# Trying to block IMVU



## Real_Bullet (May 2, 2005)

I am trying to figure out how to do this through a netgear router without seeing the netgear firewall message displayed?

I am currently on a network trying to do this, is their any hope of blocking this troublesome program where maybe it will say something like; cannot connect, or just get a page cannot be displayed thing without triggering off any suspicion its a router firewall doing it?


----------



## 2xg (Aug 5, 2009)

Hello,

Is this work related? Are you the Admin?


----------



## Real_Bullet (May 2, 2005)

more like home/work related, I am the admin with access to everything though.

its sorta a private matter in which I like to have the program and such blocked without giving off the presence its being blocked by a firewall.

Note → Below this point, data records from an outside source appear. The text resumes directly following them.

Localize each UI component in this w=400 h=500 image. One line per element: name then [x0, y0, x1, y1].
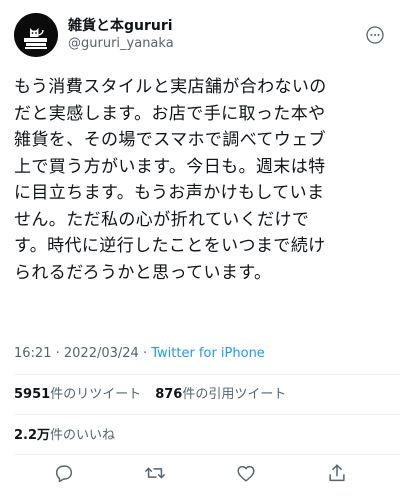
divider	[14, 374, 400, 375]
tweet-source-link[interactable]: Twitter for iPhone	[151, 346, 265, 361]
likes-count: 2.2万	[14, 428, 51, 443]
quotes-count: 876	[155, 387, 183, 402]
retweet-icon[interactable]	[142, 460, 168, 486]
meta-separator: ·	[51, 346, 64, 361]
heart-icon[interactable]	[233, 460, 259, 486]
quotes-label: 件の引用ツイート	[182, 387, 287, 402]
tweet-time[interactable]: 16:21	[14, 346, 51, 361]
retweet-stats: 5951件のリツイート 876件の引用ツイート	[14, 386, 286, 404]
reply-icon[interactable]	[51, 460, 77, 486]
retweets-count: 5951	[14, 387, 51, 402]
like-stats: 2.2万件のいいね	[14, 427, 115, 445]
retweets-label: 件のリツイート	[50, 387, 142, 402]
author-names: 雑貨と本gururi @gururi_yanaka	[68, 17, 174, 53]
share-icon[interactable]	[324, 460, 350, 486]
tweet-text: もう消費スタイルと実店舗が合わないの だと実感します。お店で手に取った本や 雑貨…	[14, 74, 386, 286]
tweet-text-line: もう消費スタイルと実店舗が合わないの	[14, 77, 327, 97]
tweet-text-line: 雑貨を、その場でスマホで調べてウェブ	[14, 130, 327, 150]
divider	[14, 454, 400, 455]
tweet-date[interactable]: 2022/03/24	[64, 346, 139, 361]
retweets-link[interactable]: 5951件のリツイート	[14, 387, 141, 402]
tweet-text-line: られるだろうかと思っています。	[14, 262, 272, 283]
meta-separator: ·	[138, 346, 152, 361]
divider	[14, 414, 400, 415]
author-handle[interactable]: @gururi_yanaka	[68, 35, 174, 53]
tweet-text-line: だと実感します。お店で手に取った本や	[14, 103, 326, 124]
likes-label: 件のいいね	[50, 428, 116, 443]
author-display-name[interactable]: 雑貨と本gururi	[68, 17, 174, 35]
tweet-text-line: す。時代に逆行したことをいつまで続け	[14, 236, 326, 256]
quotes-link[interactable]: 876件の引用ツイート	[155, 387, 286, 402]
tweet-text-line: 上で買う方がいます。今日も。週末は特	[14, 156, 326, 177]
tweet-header: 雑貨と本gururi @gururi_yanaka	[14, 12, 386, 58]
more-options-icon[interactable]	[364, 24, 386, 46]
likes-link[interactable]: 2.2万件のいいね	[14, 428, 115, 443]
tweet-meta: 16:21 · 2022/03/24 · Twitter for iPhone	[14, 345, 265, 363]
cat-on-books-logo-icon	[14, 13, 58, 57]
tweet-card: 雑貨と本gururi @gururi_yanaka もう消費スタイルと実店舗が合…	[0, 0, 400, 500]
avatar[interactable]	[14, 13, 58, 57]
tweet-text-line: に目立ちます。もうお声かけもしていま	[14, 183, 325, 203]
tweet-text-line: せん。ただ私の心が折れていくだけで	[14, 209, 310, 230]
action-bar	[0, 456, 400, 490]
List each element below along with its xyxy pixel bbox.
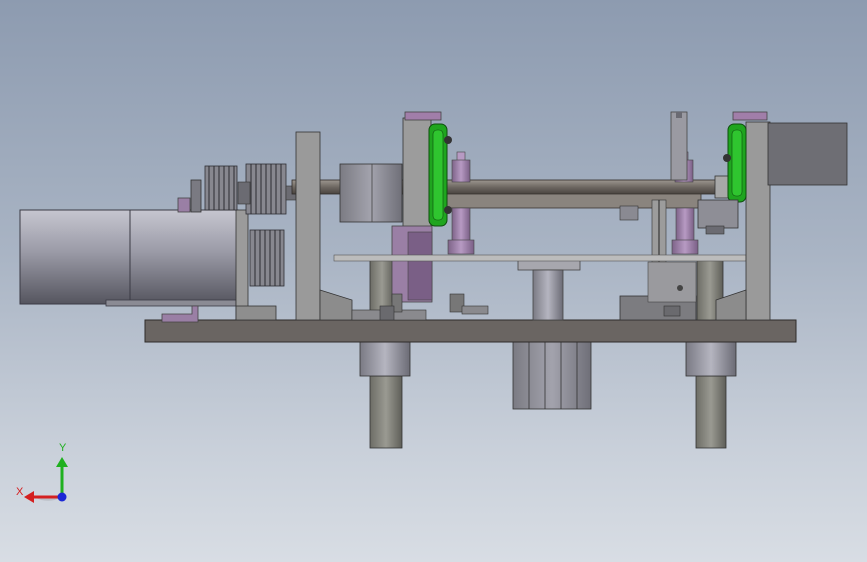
right-bearing-block [697, 199, 739, 235]
y-axis-label: Y [59, 442, 67, 454]
drive-motor [19, 209, 239, 323]
slide-carriage [619, 261, 697, 321]
center-cylinder [517, 259, 581, 321]
shaft-clamp-block [619, 205, 639, 221]
slide-rail [333, 254, 747, 262]
lower-leg-right [685, 341, 737, 449]
left-bearing-housing [339, 163, 403, 223]
coordinate-triad [24, 457, 68, 503]
right-motor-box [767, 122, 848, 186]
assembly-model[interactable] [0, 0, 867, 562]
cad-viewport[interactable]: Y X [0, 0, 867, 562]
lower-leg-left [359, 341, 411, 449]
base-plate [144, 319, 797, 343]
left-green-pulley [428, 123, 452, 227]
lower-cylinder-block [512, 341, 592, 410]
x-axis-label: X [16, 486, 24, 498]
left-bracket [295, 131, 353, 321]
z-axis-dot-icon [57, 492, 67, 502]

I was told Ports 4100-4800 was what was used, in blocking them out, it did nothing though.


----------



## 2xg (Aug 5, 2009)

Homework for School?


----------



## Real_Bullet (May 2, 2005)

no its for work at home pretty much, I am on a network in which 4 PCs and Laptops connect.


----------



## 2xg (Aug 5, 2009)

If your Router is capable of blocking IP's instead of Ports, you may give that a try. Ip's Range to blocked => 208.71.159.140-150


----------



## Real_Bullet (May 2, 2005)

That would be the one for IMVU?

Would their be any programs to block the series of IP addresses on a network from 1 PC?

I am not seeing any options in the router configuration to block IPs.


----------